Con la edad, menguan sorpresas y estupores. Visto tanto, el asombro te visita más esporádicamente. Pero siempre queda un huequecillo por donde se cuela lo imprevisto y el shock. Como el provocado por las andanzas de Errejón. Todos hemos visto a gente estupefacta ante la revelación de que alguien cercano es un criminal peligroso. ¿Quién lo iba a decir, quién lo iba a pensar de fulano, con lo majo que parecía? Quién lo iba a decir: progre de manual, carita de no haber roto un plato, gafitas de miope chapón y finas intervenciones parlamentarias. Uno sabe bien, por vida y profesión, que la perversidad y la malevolencia habitan a veces en sótanos de encantos y bondades aparentes. Estimaciones estadísticas fundamentadas calculan que solo en España habría unos 470.000 psicópatas «integrados». Tipos camuflados de normalidad, a menudo con éxito social y profesional, que no cruzan la frontera al crimen. Solo (es un decir) son «mala gente», y ejercen de tales como padres, como hijos, como jefes, como empleados, como novios, camareros o socios del Ateneo de su pueblo. Pero no se alistan al crimen, salvo eventual descontrol. Por la cuenta que les tiene. Cuenta que echan con destreza; son malvados pero no necesariamente tontos.
Así que, sorpresa incluida, todo normal. Pero va el ínclito y nos regala una perla dimisionaria, en formato tan epatante y ridículamente culto como significativo. Disfrazado de solemnidades y rimbombancias analíticas, confiesa ser víctima del virus de «subjetividad tóxica», del pernicioso estilo de vida «neoliberal», y de la radiación de fondo «patriarcal» de nuestro universo cultural.
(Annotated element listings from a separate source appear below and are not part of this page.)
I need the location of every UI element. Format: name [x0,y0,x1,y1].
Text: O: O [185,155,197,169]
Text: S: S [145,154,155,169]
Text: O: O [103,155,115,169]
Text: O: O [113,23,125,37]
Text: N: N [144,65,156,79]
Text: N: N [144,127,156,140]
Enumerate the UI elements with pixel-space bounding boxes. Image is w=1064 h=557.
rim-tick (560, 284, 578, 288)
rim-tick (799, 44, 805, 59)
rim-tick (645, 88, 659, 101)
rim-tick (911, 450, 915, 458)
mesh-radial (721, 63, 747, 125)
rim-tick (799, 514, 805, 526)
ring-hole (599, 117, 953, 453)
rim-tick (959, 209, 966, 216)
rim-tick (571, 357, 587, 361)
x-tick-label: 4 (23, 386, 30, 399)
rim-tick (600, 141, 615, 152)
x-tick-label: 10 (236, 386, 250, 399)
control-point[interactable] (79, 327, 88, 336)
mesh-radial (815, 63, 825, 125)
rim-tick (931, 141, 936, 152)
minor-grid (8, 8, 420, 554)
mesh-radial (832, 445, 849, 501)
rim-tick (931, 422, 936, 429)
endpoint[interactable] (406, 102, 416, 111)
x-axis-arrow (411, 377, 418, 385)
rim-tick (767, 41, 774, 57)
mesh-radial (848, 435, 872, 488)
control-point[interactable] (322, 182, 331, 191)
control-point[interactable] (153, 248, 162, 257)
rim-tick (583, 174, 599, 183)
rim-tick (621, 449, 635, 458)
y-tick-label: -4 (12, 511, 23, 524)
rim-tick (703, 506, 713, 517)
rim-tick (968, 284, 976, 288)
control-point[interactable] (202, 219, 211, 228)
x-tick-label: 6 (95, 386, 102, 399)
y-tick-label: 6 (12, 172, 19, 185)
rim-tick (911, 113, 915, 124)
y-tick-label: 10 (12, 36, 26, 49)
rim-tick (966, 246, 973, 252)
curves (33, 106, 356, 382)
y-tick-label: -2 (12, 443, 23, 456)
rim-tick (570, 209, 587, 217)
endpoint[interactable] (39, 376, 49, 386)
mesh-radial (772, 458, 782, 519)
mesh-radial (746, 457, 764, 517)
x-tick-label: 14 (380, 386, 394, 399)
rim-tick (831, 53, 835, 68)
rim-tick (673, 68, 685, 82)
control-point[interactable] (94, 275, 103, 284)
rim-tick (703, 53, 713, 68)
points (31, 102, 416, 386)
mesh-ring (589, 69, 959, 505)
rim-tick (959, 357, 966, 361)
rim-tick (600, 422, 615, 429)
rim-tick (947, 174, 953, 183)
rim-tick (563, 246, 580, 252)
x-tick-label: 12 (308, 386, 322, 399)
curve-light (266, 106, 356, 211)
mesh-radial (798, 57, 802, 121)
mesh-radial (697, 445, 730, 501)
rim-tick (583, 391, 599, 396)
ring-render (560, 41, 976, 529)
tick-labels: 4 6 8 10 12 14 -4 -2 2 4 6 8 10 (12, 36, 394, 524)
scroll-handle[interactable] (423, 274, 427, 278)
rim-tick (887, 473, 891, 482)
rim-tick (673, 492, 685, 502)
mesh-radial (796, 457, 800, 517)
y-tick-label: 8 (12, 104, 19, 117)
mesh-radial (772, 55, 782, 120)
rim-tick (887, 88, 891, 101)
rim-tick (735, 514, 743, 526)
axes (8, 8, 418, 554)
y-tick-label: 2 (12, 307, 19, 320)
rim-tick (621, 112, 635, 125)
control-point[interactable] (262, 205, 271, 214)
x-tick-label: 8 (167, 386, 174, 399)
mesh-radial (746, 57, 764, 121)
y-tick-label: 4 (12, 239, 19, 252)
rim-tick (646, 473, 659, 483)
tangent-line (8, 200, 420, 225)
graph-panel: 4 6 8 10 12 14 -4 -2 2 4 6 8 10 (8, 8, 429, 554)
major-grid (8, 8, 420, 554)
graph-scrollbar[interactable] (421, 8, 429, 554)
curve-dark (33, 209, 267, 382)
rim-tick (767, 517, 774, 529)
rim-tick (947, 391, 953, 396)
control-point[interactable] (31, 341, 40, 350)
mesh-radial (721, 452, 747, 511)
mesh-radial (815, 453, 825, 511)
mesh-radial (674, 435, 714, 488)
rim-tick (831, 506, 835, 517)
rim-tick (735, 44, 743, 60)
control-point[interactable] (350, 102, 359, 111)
El señor Errejón tiene que saber lo siguiente: esas explicaciones intelectualizadas acerca de su propia degradación vienen a ser como las de aquel ladrón crónico que, en defensa propia, vino a decir «es que a mí el puñetero capitalismo y esa boñiga del respeto a la propiedad privada me trae a mal traer...». O aquel que tiró a su suegra por la ventana, para después lamentarse acerca de la fuerza de la gravedad y sus efectos. O aquel asesino machista que en Teixeiro me espetó: «Arrepíntome de tela matado, pero tamén digo, se non o fixera eu, faríao outro calquera, eh! Era moi filla de puta. É que abondan as mulleres malas. Pero bueno, eu xa a perdonei» (sic). Ya puestos, el informado Errejón podría terminar su misiva tal que: «Cuánto lamento que mi córtex frontal ventromedial no sea hábil para controlar los potentes impulsos sexuales que me envía el sistema límbico». No lo descartemos para el juicio.
Claro que los excesos neoliberales (el individualismo exacerbado, la ausencia de sentido de comunidad, el no a las regulaciones, el mayor beneficio como motor de búsqueda, un sálvese quien pueda) condicionan estilos de vida y comportamientos. Es meridiano que el patriarcado tiene impacto directo en la violencia machista. Pero cuanto más veamos hacia dentro, cuanta más sabiduría introspectiva, orteguiana e inteligente apliquemos a nuestro yo y sus circunstancias, más razones tendríamos para ser cuidadosos con nosotros mismos. Autocontrol. El buen domador bien conoce a sus fieras interiores. O lo vemos así, o el mal no tiene remedio. Porque toda maldad, por brutal que sea, tiene su explicación: genes, trastornos de personalidad, infancias traumáticas, neurotransmisores, socialización moral inadecuada. Pero la conciencia de ello también facilita y obliga a no sucumbir. Salvo en excepciones tasadas, siempre asoman unos gramos de libertad para ejercer la «agencia moral», para pilotar nuestro propio avión.
A mi juicio, el contenido de las reflexiones del señor Errejón no le excusan de nada. Más bien agravan su responsabilidad, al hacernos saber todo lo que él sabe. Si el neoliberalismo, el patriarcado, las peculiaridades neuroanatómicas y bioquímicas nos justificaran sin límite, nadie sería responsable de nada. Y al Código Penal le sobrarían casi todas sus páginas. Si Errejón quiere hacer algo decente, que pida perdón o se calle. O ambas cosas, y por ese orden.